Alexander Franz: Genau so sehe ich das. Ökologische Anliegen sind vordergründig einschränkend. Es mag auch sein, dass einiges nicht mehr geht. Umgekehrt wird aber auch vieles möglich. Beim Hortus haben wir genau diesen Prozess durchgemacht: Anfangs hat uns die quasi archaische Bauweise nervös gemacht. Ein Haus aus Holz und Lehm. Entsteht da eine Garage oder eine Ökobude? Heute sind wir sicher: Weder noch, das wird ein tolles Haus. Daraus folgt freilich nicht, dass Holz und Lehm überall die richtige Antwort wären. Das Hortus wiegt pro Quadratmeter eine Tonne. Ich würde das Erbe des britischen Hightech – den demontierbaren Leichtbau aus Stahl und Glas mit radikaler Systemtrennung – nicht zu früh abschreiben.
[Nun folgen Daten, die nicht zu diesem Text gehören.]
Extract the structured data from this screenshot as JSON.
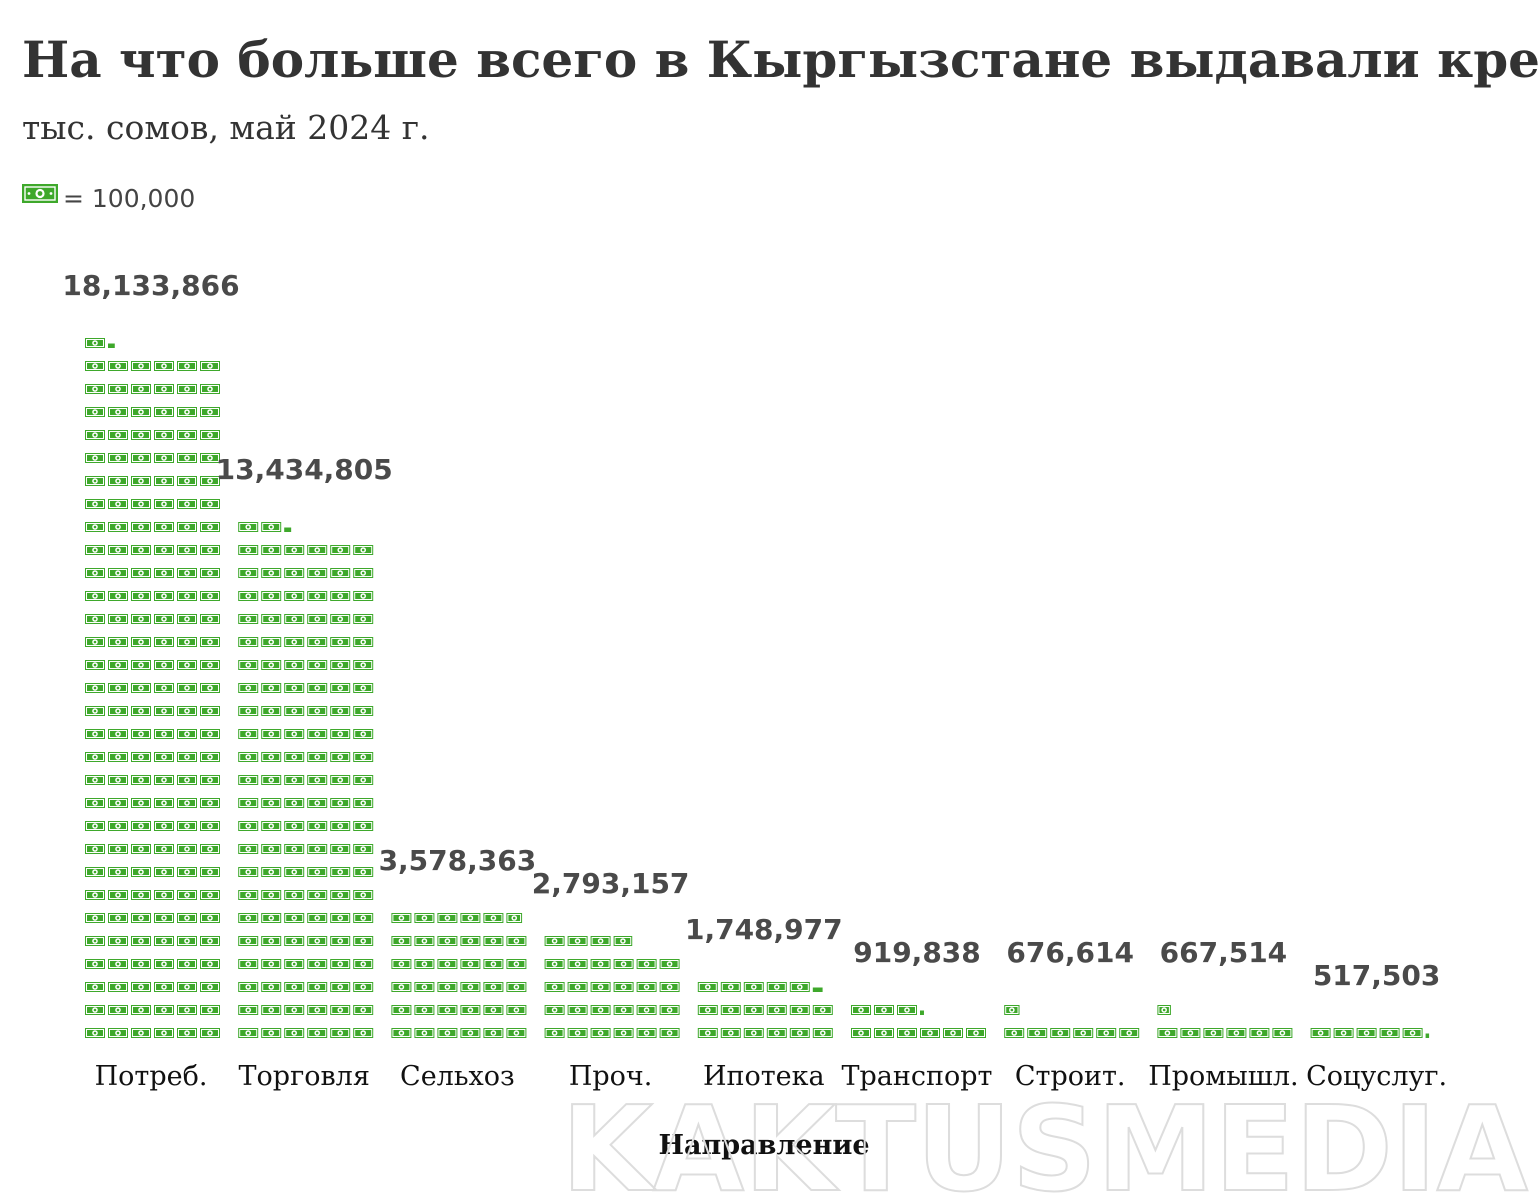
{
  "chart_data": {
    "type": "bar",
    "style": "pictograph",
    "title": "На что больше всего в Кыргызстане выдавали кредиты?",
    "subtitle": "тыс. сомов, май 2024 г.",
    "unit_legend": {
      "icon": "banknote-icon",
      "text": "= 100,000",
      "unit_value": 100000
    },
    "xlabel": "Направление",
    "categories": [
      "Потреб.",
      "Торговля",
      "Сельхоз",
      "Проч.",
      "Ипотека",
      "Транспорт",
      "Строит.",
      "Промышл.",
      "Соцуслуг."
    ],
    "values": [
      18133866,
      13434805,
      3578363,
      2793157,
      1748977,
      919838,
      676614,
      667514,
      517503
    ],
    "value_labels": [
      "18,133,866",
      "13,434,805",
      "3,578,363",
      "2,793,157",
      "1,748,977",
      "919,838",
      "676,614",
      "667,514",
      "517,503"
    ],
    "icons_per_row": 6,
    "icon_color": "#3ea82b"
  },
  "watermark": "KAKTUSMEDIA"
}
Stefan Marbach: Wichtig ist, dass wir uns nicht von Verlustängsten leiten lassen, sondern von Neugierde und von Fakten. Wir müssen rechnen und informiert entscheiden, statt Klischees und Gefühlen zu folgen. Ausserdem geht es um Glaubwürdigkeit und Ehrlichkeit. Es genügt nicht, sexy und grün für die Developer zu sein. Da denke ich vielleicht protestantischer als manche Kollegen. Vielleicht muss der Wandel eben auch etwas kosten.

Kommentare

Palle Petersen 15.03.2022 13:44
Du meinst, wird sollten keine Orcas bauen, sondern Regenwälder erhalten? Zugegeben: Der Gedanke ist mir auch schon gekommen. ;]
Peter Wullschleger 15.03.2022 13:22
"Wir diskutieren gerade, ob wir Bäume pflanzen sollten." - Diese revolutionäre Technik soll an einzelnen Standorten im In- und Ausland bereits erfolgreich angewendet worden sein.